Professor Kathryn Refshuage, Dean of the Faculty of Health Sciences and a panellist, threw an early “thought grenade” into the mix in her opening remarks by proposing that the health system “was designed for the clinicians, rather than the patients”.
This meshed with anecdotal evidence from Commonwealth Department of Health panellist Mark Cormack that the existing health system was not set up to make sense of the consumer’s access to alternative sources of online information.
“(A significant percentage) of people go online for information about their health condition; our system is not tailored to make sense of this,” he said.
The need to better absorb information and improve transparency was picked up by another panellist – Professor David Currow, Chief Cancer Officer of NSW.
“I can get more informations about my mechanic than the health professional that I am about to see,” Mr Currow, who is also chief executive officer of the Cancer Institute of NSW, said.
“There is no sense for healthcare professionals of where they rate among their colleagues.”
Prof Currow also identified “a tsunami of evidence” arriving by virtue of the roughly 200 randomised control trials reporting each day by 2019 and the need to prepare to integrate this information and these data.
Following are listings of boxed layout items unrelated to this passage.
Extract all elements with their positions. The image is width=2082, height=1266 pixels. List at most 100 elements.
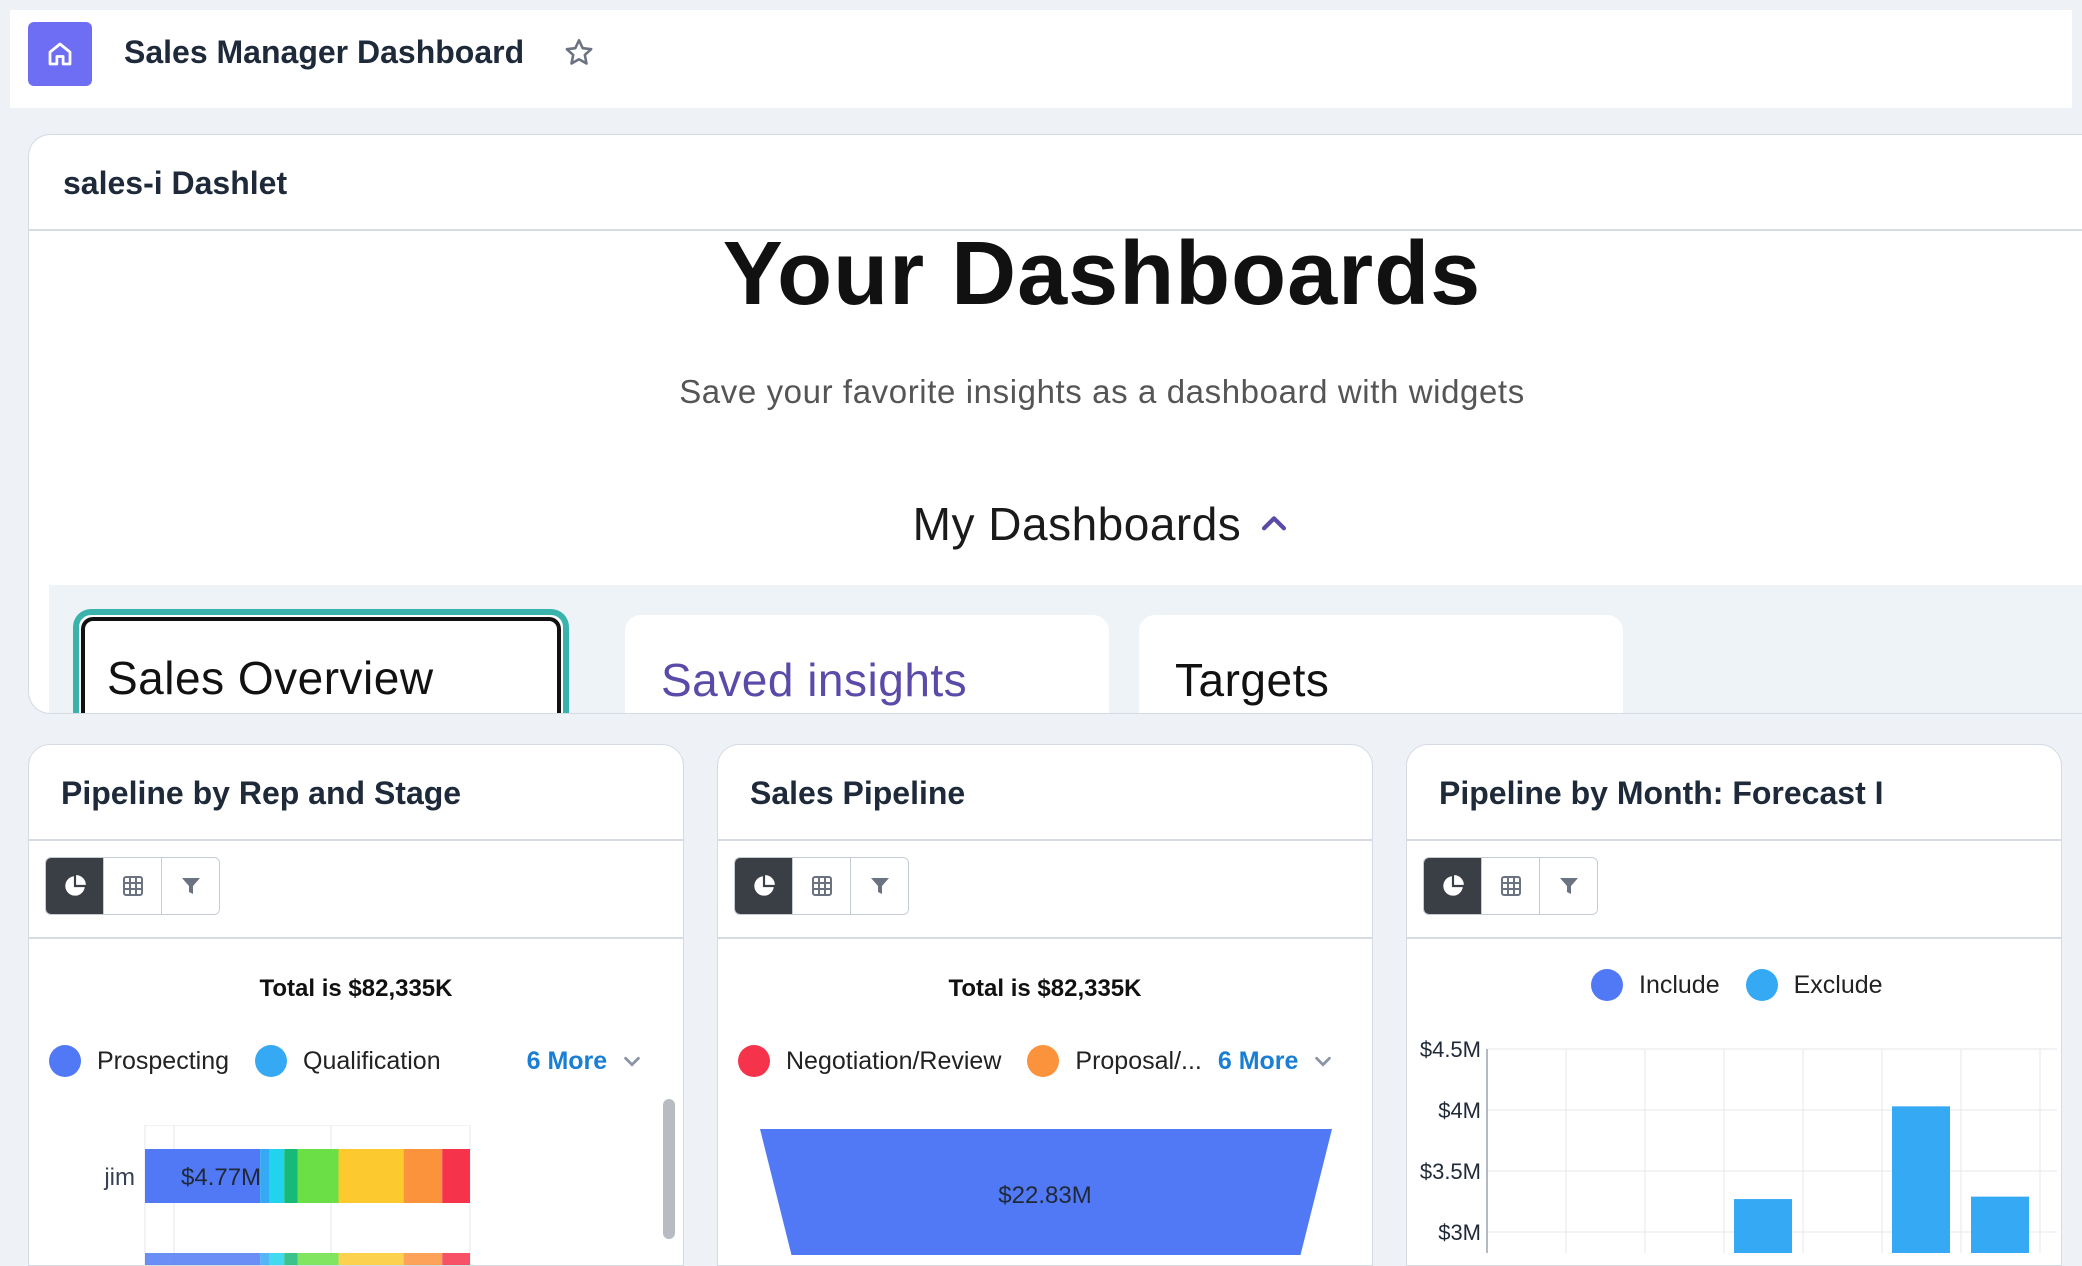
bar-segment-next-row-4 <box>297 1253 339 1265</box>
legend-label: Qualification <box>303 1046 441 1075</box>
filter-button[interactable] <box>162 858 219 914</box>
legend-item[interactable]: Prospecting <box>49 1045 229 1077</box>
legend-swatch <box>1745 969 1778 1001</box>
data-label: $22.83M <box>998 1182 1091 1209</box>
home-button[interactable] <box>28 22 92 86</box>
more-label: 6 More <box>1217 1046 1299 1075</box>
star-outline-icon <box>565 38 593 65</box>
filter-icon <box>181 878 200 894</box>
chart-view-button[interactable] <box>46 858 104 914</box>
legend-label: Negotiation/Review <box>786 1046 1002 1075</box>
chart-icon <box>64 875 86 896</box>
tab-sales-overview[interactable]: Sales Overview <box>73 609 569 713</box>
total-label: Total is $82,335K <box>948 975 1142 1002</box>
favorite-button[interactable] <box>562 36 596 75</box>
dashboard-tabs: Sales Overview Saved insights Targets <box>49 585 2082 713</box>
dashlet-title: sales-i Dashlet <box>63 165 288 201</box>
filter-button[interactable] <box>851 858 908 914</box>
chevron-up-icon <box>1262 516 1287 531</box>
widget-sales-pipeline: Sales Pipeline Total is $82,335K Negotia… <box>717 744 1373 1266</box>
divider <box>1407 937 2061 939</box>
table-icon <box>811 876 832 896</box>
bar-segment-6 <box>403 1149 443 1203</box>
divider <box>718 937 1372 939</box>
divider <box>1407 839 2061 841</box>
chevron-down-icon <box>1315 1056 1332 1067</box>
legend-item[interactable]: Negotiation/Review <box>738 1045 1001 1077</box>
stacked-bar-chart: jim $4.77M <box>103 1125 471 1265</box>
bar-segment-next-row-2 <box>269 1253 285 1265</box>
chart-icon <box>753 875 775 896</box>
chart-icon <box>1442 875 1464 896</box>
table-view-button[interactable] <box>1482 858 1540 914</box>
bar-1 <box>1892 1106 1950 1253</box>
my-dashboards-label: My Dashboards <box>912 498 1242 550</box>
more-label: 6 More <box>526 1046 608 1075</box>
bar-segment-next-row-7 <box>442 1253 470 1265</box>
y-tick-label: $4M <box>1438 1098 1481 1123</box>
filter-button[interactable] <box>1540 858 1597 914</box>
bar-chart: $4.5M $4M $3.5M $3M <box>1420 1037 2057 1253</box>
legend-label: Include <box>1639 970 1720 999</box>
widget-title: Sales Pipeline <box>750 775 966 811</box>
table-view-button[interactable] <box>104 858 162 914</box>
tab-label: Sales Overview <box>107 652 434 704</box>
legend-item[interactable]: Exclude <box>1745 969 1883 1001</box>
bar-segment-2 <box>269 1149 285 1203</box>
legend-more-button[interactable]: 6 More <box>527 1047 644 1076</box>
top-header: Sales Manager Dashboard <box>10 10 2072 108</box>
sales-i-dashlet: sales-i Dashlet Your Dashboards Save you… <box>28 134 2082 714</box>
total-label: Total is $82,335K <box>259 975 453 1002</box>
divider <box>29 937 683 939</box>
bar-segment-5 <box>338 1149 404 1203</box>
bar-segment-next-row-1 <box>260 1253 270 1265</box>
y-tick-label: $3M <box>1438 1220 1481 1245</box>
legend-swatch <box>1027 1045 1060 1077</box>
table-icon <box>1500 876 1521 896</box>
legend-more-button[interactable]: 6 More <box>1218 1047 1335 1076</box>
widget-pipeline-by-rep: Pipeline by Rep and Stage Total is $82,3… <box>28 744 684 1266</box>
view-toolbar <box>45 857 220 915</box>
legend-item[interactable]: Qualification <box>255 1045 441 1077</box>
chart-legend: Prospecting Qualification 6 More <box>49 1045 643 1077</box>
y-tick-label: $3.5M <box>1420 1159 1481 1184</box>
chart-legend: Negotiation/Review Proposal/... 6 More <box>738 1045 1334 1077</box>
bar-segment-3 <box>284 1149 298 1203</box>
hero-title: Your Dashboards <box>722 224 1482 324</box>
bar-segment-4 <box>297 1149 339 1203</box>
legend-label: Proposal/... <box>1075 1046 1202 1075</box>
divider <box>718 839 1372 841</box>
chart-view-button[interactable] <box>1424 858 1482 914</box>
scrollbar-thumb[interactable] <box>663 1099 675 1239</box>
filter-icon <box>1559 878 1578 894</box>
table-view-button[interactable] <box>793 858 851 914</box>
page-title: Sales Manager Dashboard <box>124 34 525 70</box>
legend-label: Exclude <box>1793 970 1883 999</box>
legend-item[interactable]: Include <box>1591 969 1720 1001</box>
funnel-chart: $22.83M <box>760 1129 1332 1255</box>
bar-0 <box>1734 1199 1792 1253</box>
widget-title: Pipeline by Month: Forecast I <box>1439 775 1884 811</box>
view-toolbar <box>734 857 909 915</box>
data-label: $4.77M <box>181 1164 261 1191</box>
view-toolbar <box>1423 857 1598 915</box>
tab-targets[interactable]: Targets <box>1139 615 1623 713</box>
table-icon <box>122 876 143 896</box>
legend-item[interactable]: Proposal/... <box>1027 1045 1202 1077</box>
bar-segment-next-row-0 <box>145 1253 261 1265</box>
legend-swatch <box>255 1045 288 1077</box>
y-tick-label: $4.5M <box>1420 1037 1481 1062</box>
bar-segment-next-row-6 <box>403 1253 443 1265</box>
chart-legend: Include Exclude <box>1591 969 1909 1001</box>
tab-label: Targets <box>1175 654 1330 706</box>
tab-saved-insights[interactable]: Saved insights <box>625 615 1109 713</box>
bar-segment-next-row-5 <box>338 1253 404 1265</box>
divider <box>29 839 683 841</box>
chevron-down-icon <box>624 1056 640 1067</box>
home-icon <box>48 42 72 66</box>
category-label: jim <box>103 1164 135 1191</box>
legend-swatch <box>738 1045 770 1077</box>
bar-segment-1 <box>260 1149 270 1203</box>
chart-view-button[interactable] <box>735 858 793 914</box>
my-dashboards-toggle[interactable]: My Dashboards <box>29 497 2082 551</box>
In concluding the panel discussion, Prof Refshuage pointed to the power of students.
“What sort of jobs are we creating to attract the best and brightest and most creative grads and retain best employees?” Prof Refshuage said.
“Students can help with that so I think it is feeding some of that into our thinking we can establish programs using our students.”
The panel also included Northern Sydney Local Health District interim chief executive Deborah Willcox.